Legacy is less of sequel to TRON than a rich re-imagining of its digital landscape; a few characters return, but otherwise this is a wholly new affair. Sam Flynn (Garrett Hedlund) has grown up without a father: dad Kevin (Jeff Bridges) vanished twenty years ago, leaving Sam a highly successful software corporation that the boy couldn’t care less about.
But when old partner Alan Bradley (Bruce Boxleitner) receives a page from Kevin’s old arcade, Sam is off to search for his father. Soon, he finds himself transported from his reality into the Grid: a literalized world of the computer, dark and ominous, where computer programs – represented as sentient beings – battle it out for control of the city.

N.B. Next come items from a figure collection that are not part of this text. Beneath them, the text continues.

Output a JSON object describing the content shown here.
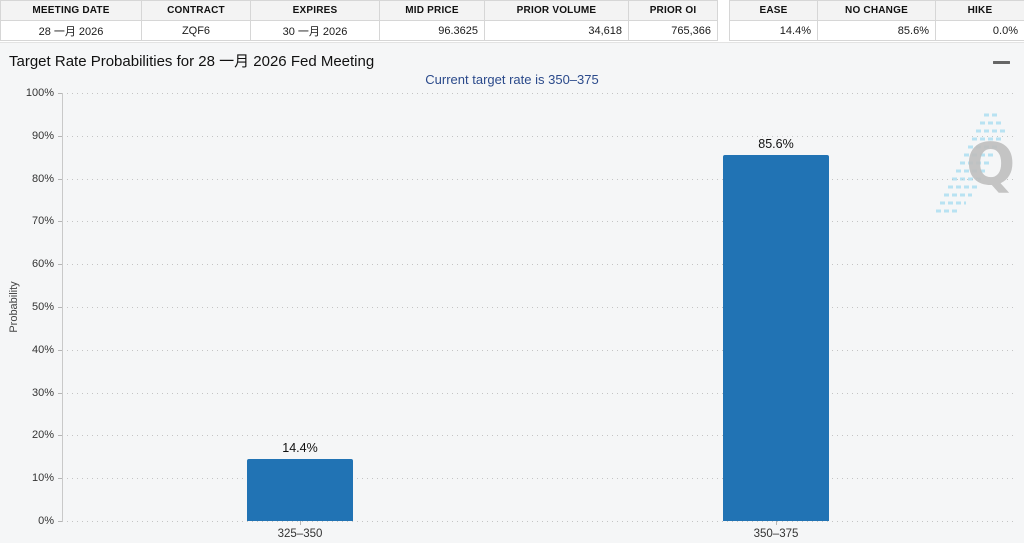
{
  "futures_table": {
    "headers": [
      "MEETING DATE",
      "CONTRACT",
      "EXPIRES",
      "MID PRICE",
      "PRIOR VOLUME",
      "PRIOR OI"
    ],
    "values": [
      "28 一月 2026",
      "ZQF6",
      "30 一月 2026",
      "96.3625",
      "34,618",
      "765,366"
    ]
  },
  "probability_table": {
    "headers": [
      "EASE",
      "NO CHANGE",
      "HIKE"
    ],
    "values": [
      "14.4%",
      "85.6%",
      "0.0%"
    ]
  },
  "chart": {
    "title": "Target Rate Probabilities for 28 一月 2026 Fed Meeting",
    "subtitle": "Current target rate is 350–375",
    "menu_icon": "hamburger-menu"
  },
  "chart_data": {
    "type": "bar",
    "categories": [
      "325–350",
      "350–375"
    ],
    "values": [
      14.4,
      85.6
    ],
    "value_labels": [
      "14.4%",
      "85.6%"
    ],
    "title": "Target Rate Probabilities for 28 一月 2026 Fed Meeting",
    "subtitle": "Current target rate is 350–375",
    "xlabel": "",
    "ylabel": "Probability",
    "ylim": [
      0,
      100
    ],
    "ytick_step": 10,
    "ytick_format": "percent",
    "grid": "dotted-horizontal",
    "legend": "none",
    "bar_color": "#2173b4"
  },
  "colors": {
    "bar": "#2173b4",
    "subtitle_text": "#2b4a8b",
    "chart_background": "#f5f6f7",
    "table_header_background": "#f3f3f3",
    "watermark_gray": "#bfbfbf",
    "watermark_blue": "#b8e2f2"
  }
}
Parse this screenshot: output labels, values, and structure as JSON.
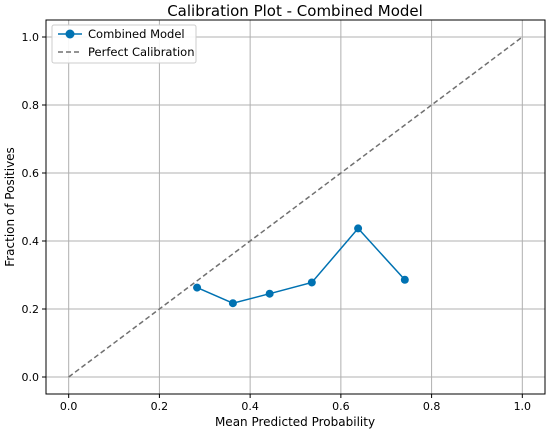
{
  "chart_data": {
    "type": "line",
    "title": "Calibration Plot - Combined Model",
    "xlabel": "Mean Predicted Probability",
    "ylabel": "Fraction of Positives",
    "xlim": [
      -0.05,
      1.05
    ],
    "ylim": [
      -0.05,
      1.05
    ],
    "xticks": [
      0.0,
      0.2,
      0.4,
      0.6,
      0.8,
      1.0
    ],
    "yticks": [
      0.0,
      0.2,
      0.4,
      0.6,
      0.8,
      1.0
    ],
    "xtick_labels": [
      "0.0",
      "0.2",
      "0.4",
      "0.6",
      "0.8",
      "1.0"
    ],
    "ytick_labels": [
      "0.0",
      "0.2",
      "0.4",
      "0.6",
      "0.8",
      "1.0"
    ],
    "grid": true,
    "legend_position": "top-left",
    "series": [
      {
        "name": "Combined Model",
        "style": "solid line with circle markers",
        "color": "#0072b2",
        "x": [
          0.283,
          0.362,
          0.443,
          0.536,
          0.638,
          0.741
        ],
        "y": [
          0.263,
          0.217,
          0.245,
          0.278,
          0.437,
          0.286
        ]
      },
      {
        "name": "Perfect Calibration",
        "style": "dashed",
        "color": "#707070",
        "x": [
          0.0,
          1.0
        ],
        "y": [
          0.0,
          1.0
        ]
      }
    ]
  }
}
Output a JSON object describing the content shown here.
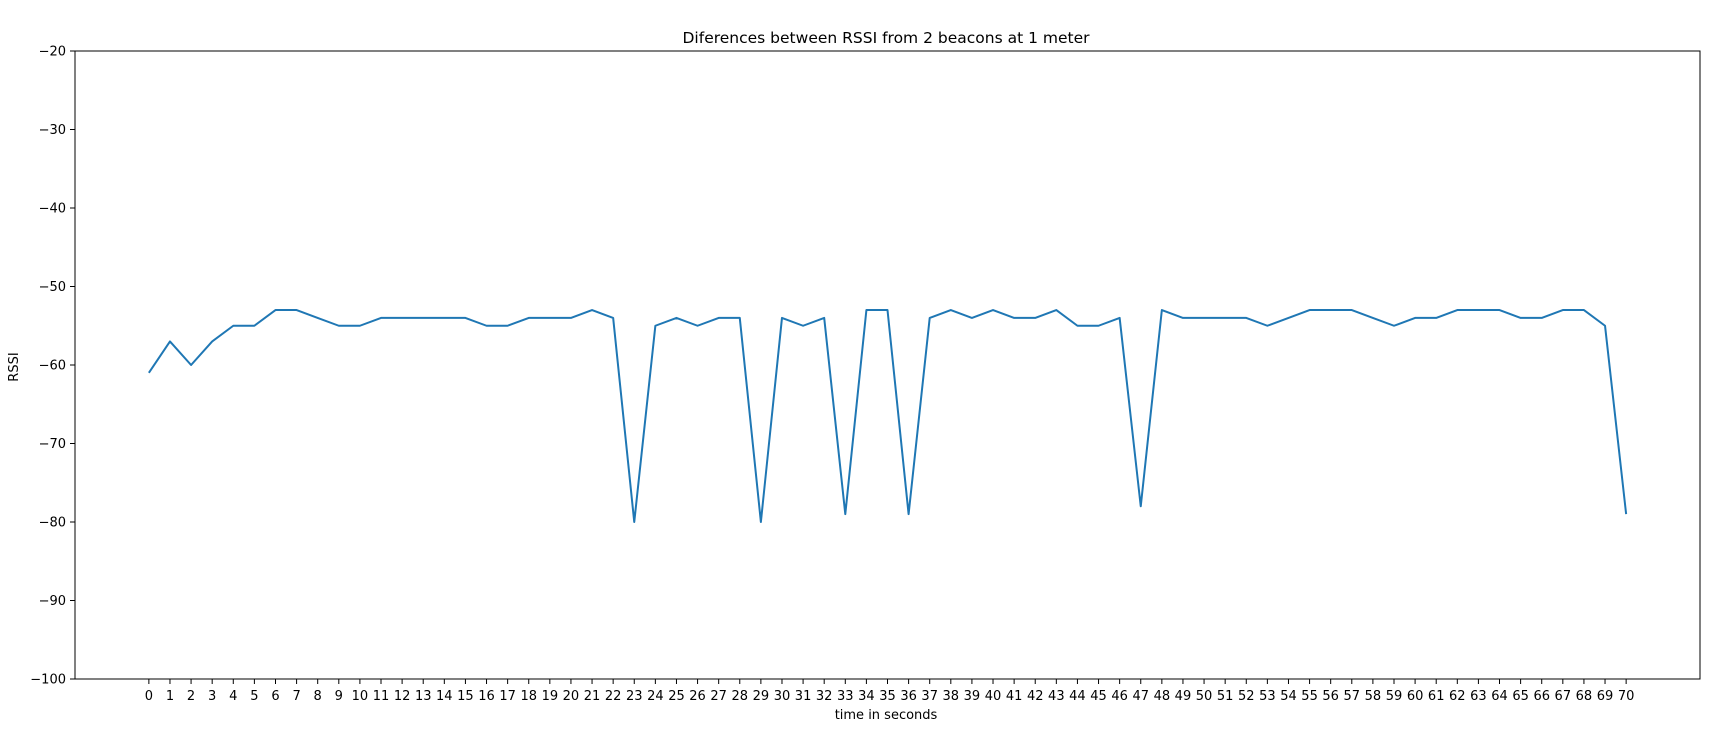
{
  "chart_data": {
    "type": "line",
    "title": "Diferences between RSSI from 2 beacons at 1 meter",
    "xlabel": "time in seconds",
    "ylabel": "RSSI",
    "xlim": [
      -3.5,
      73.5
    ],
    "ylim": [
      -100,
      -20
    ],
    "yticks": [
      -20,
      -30,
      -40,
      -50,
      -60,
      -70,
      -80,
      -90,
      -100
    ],
    "ytick_labels": [
      "−20",
      "−30",
      "−40",
      "−50",
      "−60",
      "−70",
      "−80",
      "−90",
      "−100"
    ],
    "grid": false,
    "colors": {
      "line": "#1f77b4",
      "axes": "#000000",
      "background": "#ffffff"
    },
    "x": [
      0,
      1,
      2,
      3,
      4,
      5,
      6,
      7,
      8,
      9,
      10,
      11,
      12,
      13,
      14,
      15,
      16,
      17,
      18,
      19,
      20,
      21,
      22,
      23,
      24,
      25,
      26,
      27,
      28,
      29,
      30,
      31,
      32,
      33,
      34,
      35,
      36,
      37,
      38,
      39,
      40,
      41,
      42,
      43,
      44,
      45,
      46,
      47,
      48,
      49,
      50,
      51,
      52,
      53,
      54,
      55,
      56,
      57,
      58,
      59,
      60,
      61,
      62,
      63,
      64,
      65,
      66,
      67,
      68,
      69,
      70
    ],
    "series": [
      {
        "values": [
          -61,
          -57,
          -60,
          -57,
          -55,
          -55,
          -53,
          -53,
          -54,
          -55,
          -55,
          -54,
          -54,
          -54,
          -54,
          -54,
          -55,
          -55,
          -54,
          -54,
          -54,
          -53,
          -54,
          -80,
          -55,
          -54,
          -55,
          -54,
          -54,
          -80,
          -54,
          -55,
          -54,
          -79,
          -53,
          -53,
          -79,
          -54,
          -53,
          -54,
          -53,
          -54,
          -54,
          -53,
          -55,
          -55,
          -54,
          -78,
          -53,
          -54,
          -54,
          -54,
          -54,
          -55,
          -54,
          -53,
          -53,
          -53,
          -54,
          -55,
          -54,
          -54,
          -53,
          -53,
          -53,
          -54,
          -54,
          -53,
          -53,
          -55,
          -79
        ]
      }
    ]
  }
}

He finds his father, twice: first, as the young CLU, the program his father created years ago who has assumed control of the Grid (Bridges is de-aged to play the ageless part; his waxy, airbrushed features look fine on the grid, less so in real-world flashbacks). Eventually, he finds his real father, an older Obi-Wan-meets-The-Dude Bridges, who has been trapped in the world of the computer for the past 20 years.
Despite the radical story differences, the original TRON is mandatory viewing before seeing Legacy. So little of the philosophy – the relationship between users and programs, the logic of the digital world – is coherently explained here that virgin viewers are going to be straight-up confounded.
Not that Disney wants you to see the 1982 film; an expected blu-ray release didn’t happen, and the DVD is out of print and fetching prices north of $100 on Amazon. I’ve gone back and forth on TRON: Legacy since first seeing it. Is it good? Is it bad? I’m not so sure. It is, as Richard Dreyfuss instinctively declared of his mashed potatoes in Close Encounters, something.
Legacy has rattled around in my brain for days, time during which I’ve re-watched the original and listened to the Daft Punk soundtrack a number of times. I look forward to seeing it again as soon as I can. That’s gotta be worth something.
I do know this: the visuals are stunning. Fetishistic cyberpunk bodysuits, electric lightcycle bikes, giant mechanical devices that dwarf their surroundings, neon identity discs that become deadly weapons. It’s CGI beyond eye candy: an artistic expression that uses computer graphics to stimulate the mind rather than simulate reality.
And the Daft Punk score (the electronic music duo also appear in the film as masked DJs) is something completely new in cinematic terms: part techno cyberpunk, part 80s John Carpenter synthesizer horror, and a track that riffs on Zack Hemsey’s Mind Heist, which notably featured in the Inception trailer, it’s electrifying stuff that runs right through your veins and transforms the cinema into a techno club.
Rarely have feature film composers (this is Daft Punk’s first soundtrack) been given so much creative freedom. How’s the 3D? In a word, worthless. A message before the film begins asks us to put on our 3D glasses while informing us that portions of the film will be in 2D, “as the filmmakers intended.”
The film begins in 2D, then switches to 3D as Sam enters the Grid. Not all of the cyber scenes are in 3D, however, and many that are barely register: at worst, this becomes a distraction, and I frequently found myself lifting my glasses to discover a brighter, more vivid experience. TRON: Legacy is screening in both 2D and (partial) 3D versions, and I’d recommend catching it in 2D.